One winter evening, long after the applause had turned into funding and the funding had turned into administrative hell, Elias sat with Murr by the window. Snow fell beyond the glass in soft, idiotic flakes, each one briefly convinced of its own importance before joining the gray slush of history.
The translator hummed faintly.
Elias held the old copy of Wittgenstein in his lap. Its margins were crowded with twenty years of increasingly desperate handwriting.
“I thought he was wrong,” Elias said.
Murr watched the snow.
“Dead quiet sky makes floor outside disappear.”
“Yes,” Elias said. “Snow.”
“Sky shedding cold feathers.”
“That’s beautiful.”
“Not beautiful. Cold. You make extra thought.”
Elias smiled despite himself.
“Perhaps that’s what humans do.”
“Humans put second skin on everything.”
“Language?”
“Noise skin.”
“Meaning?”
“Need wearing noise skin.”
Elias looked at him sharply.
Murr yawned, displaying the pink cavern of perfect unconcern from which a new philosophy had apparently just crawled.
“Do you understand me?” Elias asked.
Murr’s tail curled around his paws.
“Enough.”
It was the worst possible answer, and therefore probably the truest one.
Enough. Not completely, not purely, not as one form of life inhabits itself from the inside, but enough to feed, to comfort, to avoid stepping on the tail, to recognize fear, to share warmth, to misinterpret affection less catastrophically than usual.
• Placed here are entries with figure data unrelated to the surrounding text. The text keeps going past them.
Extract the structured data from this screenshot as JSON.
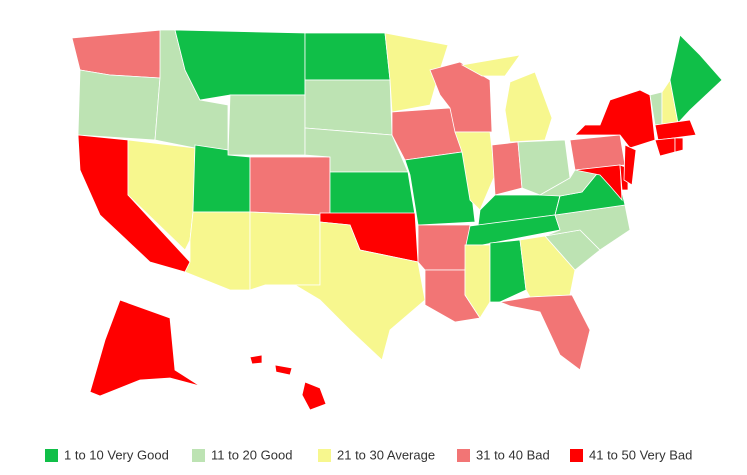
{
  "legend": [
    {
      "label": "1 to 10 Very Good",
      "color": "#10bf48"
    },
    {
      "label": "11 to 20 Good",
      "color": "#bde3b3"
    },
    {
      "label": "21 to 30 Average",
      "color": "#f7f78e"
    },
    {
      "label": "31 to 40 Bad",
      "color": "#f27575"
    },
    {
      "label": "41 to 50 Very Bad",
      "color": "#ff0000"
    }
  ],
  "regions": [
    3,
    1,
    4,
    2,
    1,
    0,
    1,
    0,
    3,
    2,
    2,
    0,
    1,
    1,
    0,
    4,
    2,
    2,
    3,
    0,
    3,
    3,
    3,
    2,
    2,
    3,
    1,
    0,
    0,
    2,
    0,
    2,
    3,
    1,
    1,
    0,
    1,
    3,
    4,
    4,
    4,
    4,
    1,
    2,
    0,
    4,
    4,
    4,
    4,
    4,
    4,
    4
  ]
}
Enough, which was all language had ever offered before philosophers dressed it in funeral clothes and charged tuition.
Elias looked down at Wittgenstein’s line again. If a lion could speak, we could not understand him.
He imagined the lion at last, not roaring in mystical unintelligibility, not guarding some sacred jungle of thought beyond human access, but speaking through a machine in a deep, translated voice.
“Hoof animal ran. I pursued. Sun was hot. Blood was good. Your cage smells of fear and cleaning chemicals. Your eyes are weak. Your questions are not meat.”
Could a human understand that?
Of course.
Would a human understand it as a lion did, through muscle, hunger, dust, heat, hierarchy, kill, cub, thorn, thirst, and the terrifying rightness of being made for the chase?
Of course not.
And there, in the miserable little gap between “of course” and “of course not,” Wittgenstein sat grinning like a skeleton with tenure.
Murr stood, stretched extravagantly, and stepped onto the book.
“Flat thought object blocks warm lap.”
“You’re standing on Wittgenstein.”
“Dead man should move.”
“He had a point.”
“All dead men have points. Usually hard. Bad for sleeping.”
Elias laughed. He laughed until his eyes watered, not because he had won, and not because he had lost, but because the whole solemn enterprise of human certainty had once again ended with a cat’s backside planted on Western philosophy.
Then Murr turned three times, folded himself into a gray circle, and settled on Elias’s lap.
The translator, pressed gently between them, whispered one last sentence before sleep thickened over the room.
“Large feeder is wrong animal, but acceptable heat.”
Elias did not write it down.

For once in his life, the poor man understood something without trying to murder it into a paper.